Photo of Elan Herrera, Chris Hoffman, James Tonthat, Sam Woelke Students: Elan Herrera, Chris Hoffman, James Tonthat, Sam Woelke

Sponsor: UT Austin Nuclear Engineering Teaching Laboratory

Date: Spring 2013

Requirements:
The new sample changer system is required to be simple, accurate and reliable. The changer is required to queue a minimum of 20 Petri dishes (standard 60mm O.D.) while maintaining a sample transient time of under 1 minute. The positioning accuracy is limited to within 5 mm of concentric alignment with the detector aperture. The sample must sit at a height of 10 mm or less from the detector film with a maximum of 2 mm thickness for the supporting sample holder. The budget is $30,000, including prototyping, the sample changer system and the steel support structure.

Problem:
The Nuclear Engineering Teaching Laboratory (NETL) requested the design of a new, automatic sample changer for a high-purity germanium detection system. The sample changer will handle Petri dishes containing naturally occurring radioactive material (NORM) found in geological samples. These samples come from oil and natural gas drilling sites, and they are used to verify the radiation levels at the work site are below the regulated limits.

Solution:
The team designed the automatic sample changer system to meet all of the specifications while ensuring the detector will remain safe through the extent of operation and possible accident scenarios. The system is based on a series of interlocking subassemblies, which then attach to the underside of the steel structure. The sample magazine is a gravity-fed system designed for 20 samples, but is expandible. The transport track utilizes a Velmex XSlide linear screw drive to move the sample into position with a balance of speed and accuracy. The u-channel bridge design ensures the sample travels straight and will not exit the track on its own. The transport claw is a thin, notched, low-density polyethylene part that acts as a fail-safe mechanism in case of detector collision.
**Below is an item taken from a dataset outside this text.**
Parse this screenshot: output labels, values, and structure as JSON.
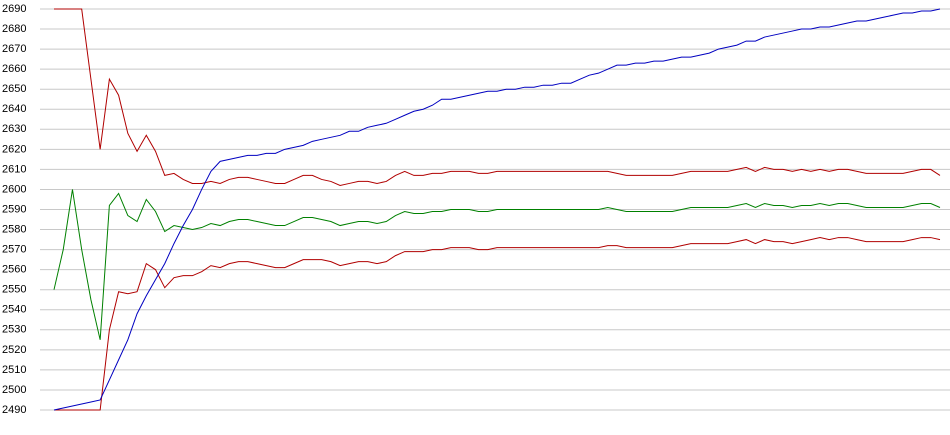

Likewise, the Velmex controller has inputs from adjustable limit switches, and a magnetic reed home switch, to ensure the system operates as intended. While the transport track mounts to the detector shroud for loading support, the shroud also offers protection for the detector arm while in the raised, detection position. The total budget is roughly $6,000 for materials and manufacturing. The team will be working in conjunction with NETL over Summer 2013 to fabricate, assemble and test the system and its controller.